The Iranian Vice President tested positive for the disease recently, as did the U.K. Health Minister. When global panic and testing finally kicked up in the West, hospital staff members were overwhelmed by the number of cases. The Atlantic Magazine reported on March 11 that Italian doctors have been swarmed: “There are now simply too many patients for each one of them to receive adequate care.” As a result of this critical understaffing, the Italian College of Anesthesia, Analgesia, Resuscitation and Intensive Care has published a medical document directing Italian medical personnel in response to CO.VI.D.-19. In it, they write: “it may become necessary to establish an age limit for access to intensive care,” meaning, “Those who are too old to have a high likelihood of recovery, or who have too low a number of ‘life-years’ left even if they should survive, will be left to die. This sounds cruel, but the alternative is no better.” First-come, first-serve, the document argues, would be increasingly discriminatory to those who have it harder to go to a hospital. So, don’t be surprised when, suddenly, the most wealthy and developed country in the world experiences a shortage of hospital beds.

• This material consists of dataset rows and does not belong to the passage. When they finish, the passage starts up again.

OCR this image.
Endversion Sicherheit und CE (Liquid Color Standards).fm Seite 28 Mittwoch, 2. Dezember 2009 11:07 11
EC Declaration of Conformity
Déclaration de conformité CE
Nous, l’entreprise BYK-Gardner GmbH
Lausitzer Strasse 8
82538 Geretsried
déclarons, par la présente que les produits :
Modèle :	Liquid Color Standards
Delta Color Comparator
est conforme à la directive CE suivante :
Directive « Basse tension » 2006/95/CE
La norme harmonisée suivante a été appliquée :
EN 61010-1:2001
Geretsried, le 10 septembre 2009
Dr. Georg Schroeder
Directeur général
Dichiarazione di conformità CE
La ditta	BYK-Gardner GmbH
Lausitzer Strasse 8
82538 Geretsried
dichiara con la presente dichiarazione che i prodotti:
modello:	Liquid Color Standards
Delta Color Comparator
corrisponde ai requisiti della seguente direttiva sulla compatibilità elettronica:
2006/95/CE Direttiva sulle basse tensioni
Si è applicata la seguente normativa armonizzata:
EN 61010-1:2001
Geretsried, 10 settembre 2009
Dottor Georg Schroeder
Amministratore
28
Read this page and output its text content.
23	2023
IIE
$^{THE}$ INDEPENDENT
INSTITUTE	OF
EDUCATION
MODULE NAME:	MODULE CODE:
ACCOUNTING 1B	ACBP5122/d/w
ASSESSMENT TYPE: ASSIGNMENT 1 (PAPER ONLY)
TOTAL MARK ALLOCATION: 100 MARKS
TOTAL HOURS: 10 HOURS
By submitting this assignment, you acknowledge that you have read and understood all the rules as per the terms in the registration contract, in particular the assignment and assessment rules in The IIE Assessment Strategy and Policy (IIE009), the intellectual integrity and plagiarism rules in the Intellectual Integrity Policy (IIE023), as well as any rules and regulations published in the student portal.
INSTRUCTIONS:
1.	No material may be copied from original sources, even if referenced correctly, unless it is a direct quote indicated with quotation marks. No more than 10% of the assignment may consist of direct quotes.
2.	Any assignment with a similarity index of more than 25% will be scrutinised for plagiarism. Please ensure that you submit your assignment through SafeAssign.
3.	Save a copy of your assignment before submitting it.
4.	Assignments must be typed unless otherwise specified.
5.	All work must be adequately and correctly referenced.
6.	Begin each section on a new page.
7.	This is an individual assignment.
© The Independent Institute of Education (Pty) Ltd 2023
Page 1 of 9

American University, in the spirit of a major number of other colleges in the country, have moved classes online until the first couple days of April, just weeks after suspending all university-sponsored travel abroad. The osmosis-like spread of the CO.VI.D.-19 coronavirus, and the dangerous inefficiencies of countries' responses, beginning with President Xi Jinping's, has shined a cruel light on both the East and the West’s unpreparedness as a result of arrogance and of bureaucratic slag. Several countries are handling the pandemic with some grace, some have stumbled but regained their balance, and some are letting the elderly infected die due to an unwillingness to saturate all resources on a first-come, first-serve basis.
By now, it's much too late to contain the spread of virus. Prepare for shortages. It's in the hands of medicine, now.
Mark Lu is a third-year Political Science and Economics double-major int he School of Public Affairs and the College of Arts and Sciences. He is the current Editor-in-Chief of the Agora.